The details for individual building parts are specified in technical standards which are compiled and published by national or international standardization bodies like the British Standards Institute (BSI), the German Institute for Standardization (DIN), the American Society for Testing and Materials (ASTM) or the International Organization for Standardization (ISO).
Intumescent coatings for steel constructions must be approved in standardized fire tests.
These intumescent materials produce a light char which is a poor conductor of heat, thus retarding heat transfer. Typically the light char consists of microporous carbonaceous foam formed by a chemical reaction of three main components: ammonium polyphosphate, pentaerythritol, and melamine. The reaction takes place in a matrix formed by the molten binder which is typically based on vinyl acetate copolymers or styrene acrylates.
Ablative coatings contain a significant amount of hydrates.

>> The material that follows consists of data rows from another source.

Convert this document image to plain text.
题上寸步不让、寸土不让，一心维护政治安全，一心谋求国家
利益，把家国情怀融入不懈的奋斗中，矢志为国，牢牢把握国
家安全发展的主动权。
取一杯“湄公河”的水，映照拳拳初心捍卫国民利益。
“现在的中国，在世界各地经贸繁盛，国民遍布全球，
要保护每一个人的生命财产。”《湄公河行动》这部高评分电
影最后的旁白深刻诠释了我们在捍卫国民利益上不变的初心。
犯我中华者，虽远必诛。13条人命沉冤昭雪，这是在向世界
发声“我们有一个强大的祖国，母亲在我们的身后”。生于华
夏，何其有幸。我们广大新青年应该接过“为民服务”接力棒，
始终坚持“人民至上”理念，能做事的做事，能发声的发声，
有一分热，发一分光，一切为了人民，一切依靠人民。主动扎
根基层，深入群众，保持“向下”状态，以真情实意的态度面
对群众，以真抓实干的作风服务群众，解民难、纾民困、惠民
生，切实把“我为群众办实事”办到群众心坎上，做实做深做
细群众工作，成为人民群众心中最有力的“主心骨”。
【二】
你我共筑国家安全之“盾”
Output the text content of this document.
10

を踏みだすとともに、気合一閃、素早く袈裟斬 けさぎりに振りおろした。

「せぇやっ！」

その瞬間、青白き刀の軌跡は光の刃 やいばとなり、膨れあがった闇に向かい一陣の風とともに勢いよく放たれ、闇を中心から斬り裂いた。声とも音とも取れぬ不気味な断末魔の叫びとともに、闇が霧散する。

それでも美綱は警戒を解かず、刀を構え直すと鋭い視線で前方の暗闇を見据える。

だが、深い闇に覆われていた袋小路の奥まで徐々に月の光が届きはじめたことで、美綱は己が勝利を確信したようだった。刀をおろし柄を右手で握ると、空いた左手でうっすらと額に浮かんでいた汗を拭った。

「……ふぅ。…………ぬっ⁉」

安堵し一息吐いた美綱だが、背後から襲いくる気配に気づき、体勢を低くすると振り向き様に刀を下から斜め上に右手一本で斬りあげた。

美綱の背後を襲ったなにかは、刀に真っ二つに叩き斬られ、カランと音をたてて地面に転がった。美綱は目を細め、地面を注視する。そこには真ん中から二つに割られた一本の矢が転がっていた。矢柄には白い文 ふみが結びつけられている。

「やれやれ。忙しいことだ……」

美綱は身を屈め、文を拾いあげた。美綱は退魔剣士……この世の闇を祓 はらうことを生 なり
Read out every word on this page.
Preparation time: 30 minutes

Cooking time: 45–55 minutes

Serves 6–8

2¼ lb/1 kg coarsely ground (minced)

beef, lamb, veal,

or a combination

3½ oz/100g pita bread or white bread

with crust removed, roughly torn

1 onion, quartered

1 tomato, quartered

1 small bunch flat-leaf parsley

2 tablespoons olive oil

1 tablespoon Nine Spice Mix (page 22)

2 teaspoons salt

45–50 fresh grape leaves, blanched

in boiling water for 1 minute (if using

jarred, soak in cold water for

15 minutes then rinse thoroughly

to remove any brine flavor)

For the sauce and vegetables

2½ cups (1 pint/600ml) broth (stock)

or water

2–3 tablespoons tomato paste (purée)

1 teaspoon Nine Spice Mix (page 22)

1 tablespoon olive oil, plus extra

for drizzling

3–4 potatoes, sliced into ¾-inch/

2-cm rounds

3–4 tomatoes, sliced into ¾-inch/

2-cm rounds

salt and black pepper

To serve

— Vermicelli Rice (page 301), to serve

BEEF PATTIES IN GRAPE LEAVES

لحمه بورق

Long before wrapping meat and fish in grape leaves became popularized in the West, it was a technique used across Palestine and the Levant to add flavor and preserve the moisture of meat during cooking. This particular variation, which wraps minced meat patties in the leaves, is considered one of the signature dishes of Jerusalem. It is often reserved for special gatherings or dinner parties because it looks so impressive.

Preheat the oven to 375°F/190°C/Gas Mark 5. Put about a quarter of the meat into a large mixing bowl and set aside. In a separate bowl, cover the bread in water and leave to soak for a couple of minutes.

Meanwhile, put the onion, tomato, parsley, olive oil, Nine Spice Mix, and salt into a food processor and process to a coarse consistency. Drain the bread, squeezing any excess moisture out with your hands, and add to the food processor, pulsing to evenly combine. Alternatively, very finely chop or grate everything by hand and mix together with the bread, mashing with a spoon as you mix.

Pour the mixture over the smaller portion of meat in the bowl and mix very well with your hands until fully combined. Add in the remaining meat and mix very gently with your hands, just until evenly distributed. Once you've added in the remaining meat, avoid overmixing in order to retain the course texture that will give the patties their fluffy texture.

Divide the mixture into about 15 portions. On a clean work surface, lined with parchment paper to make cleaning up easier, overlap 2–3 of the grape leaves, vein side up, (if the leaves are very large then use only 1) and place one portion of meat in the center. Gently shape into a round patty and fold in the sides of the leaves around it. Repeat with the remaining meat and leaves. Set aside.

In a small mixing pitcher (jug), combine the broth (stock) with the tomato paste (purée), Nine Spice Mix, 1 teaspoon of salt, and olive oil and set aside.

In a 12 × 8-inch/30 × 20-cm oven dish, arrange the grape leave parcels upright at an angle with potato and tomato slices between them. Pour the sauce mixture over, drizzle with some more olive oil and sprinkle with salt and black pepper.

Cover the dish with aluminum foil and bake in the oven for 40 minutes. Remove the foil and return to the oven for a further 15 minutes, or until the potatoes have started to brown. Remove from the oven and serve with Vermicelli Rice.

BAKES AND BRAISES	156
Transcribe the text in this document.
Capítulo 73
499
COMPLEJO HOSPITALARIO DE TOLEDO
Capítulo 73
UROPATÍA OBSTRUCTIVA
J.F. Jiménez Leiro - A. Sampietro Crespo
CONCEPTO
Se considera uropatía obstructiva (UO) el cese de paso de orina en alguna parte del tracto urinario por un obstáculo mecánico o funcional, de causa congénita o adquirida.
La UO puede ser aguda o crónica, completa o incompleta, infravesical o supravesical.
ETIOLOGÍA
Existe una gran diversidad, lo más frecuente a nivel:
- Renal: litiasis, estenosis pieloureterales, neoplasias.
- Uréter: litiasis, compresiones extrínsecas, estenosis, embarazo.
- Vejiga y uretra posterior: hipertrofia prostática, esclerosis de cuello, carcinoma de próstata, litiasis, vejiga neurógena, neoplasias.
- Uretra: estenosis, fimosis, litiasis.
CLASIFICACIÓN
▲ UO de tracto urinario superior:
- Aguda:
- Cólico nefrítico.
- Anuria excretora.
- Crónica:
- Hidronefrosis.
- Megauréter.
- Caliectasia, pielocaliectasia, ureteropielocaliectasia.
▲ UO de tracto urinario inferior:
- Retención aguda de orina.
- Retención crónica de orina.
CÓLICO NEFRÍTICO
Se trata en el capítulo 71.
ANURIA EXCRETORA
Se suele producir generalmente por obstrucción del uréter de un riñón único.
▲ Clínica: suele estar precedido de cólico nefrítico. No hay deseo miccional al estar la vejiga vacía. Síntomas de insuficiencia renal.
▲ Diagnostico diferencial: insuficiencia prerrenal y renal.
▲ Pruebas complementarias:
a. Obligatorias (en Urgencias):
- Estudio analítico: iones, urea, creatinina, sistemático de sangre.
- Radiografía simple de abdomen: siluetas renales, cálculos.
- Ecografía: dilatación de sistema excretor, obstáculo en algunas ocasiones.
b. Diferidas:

When the hydrates are heated, they decompose, and water vapour is released, which has a cooling effect. Once the water is spent, the insulation characteristics of the char that remains can retard heat transfer through the fire stop assembly.
Soft char products are typically used in thin film intumescent materials for fireproofing protection of structural steel as well as in firestop pillows.
Harder char is produced with sodium silicates and graphite. These products are suitable for use in plastic pipe firestops in which applications it is necessary to exert expansion pressure to fill the gap left in the middle of the fire stop assembly left by the melting plastic pipe.
Intumescent coatings may be designed for protection of metals from fire, such as structural steel. Reviews of the technology are available. They may be based on a number of resin binders including epoxy, and silicone. Melamine-formaldehyde resin systems have been used using layered double-hydroxide modified phosphate esters that improved the intumescent properties.
Some intumescent materials are susceptible to environmental influences such as humidity, which can reduce or negate their ability to function.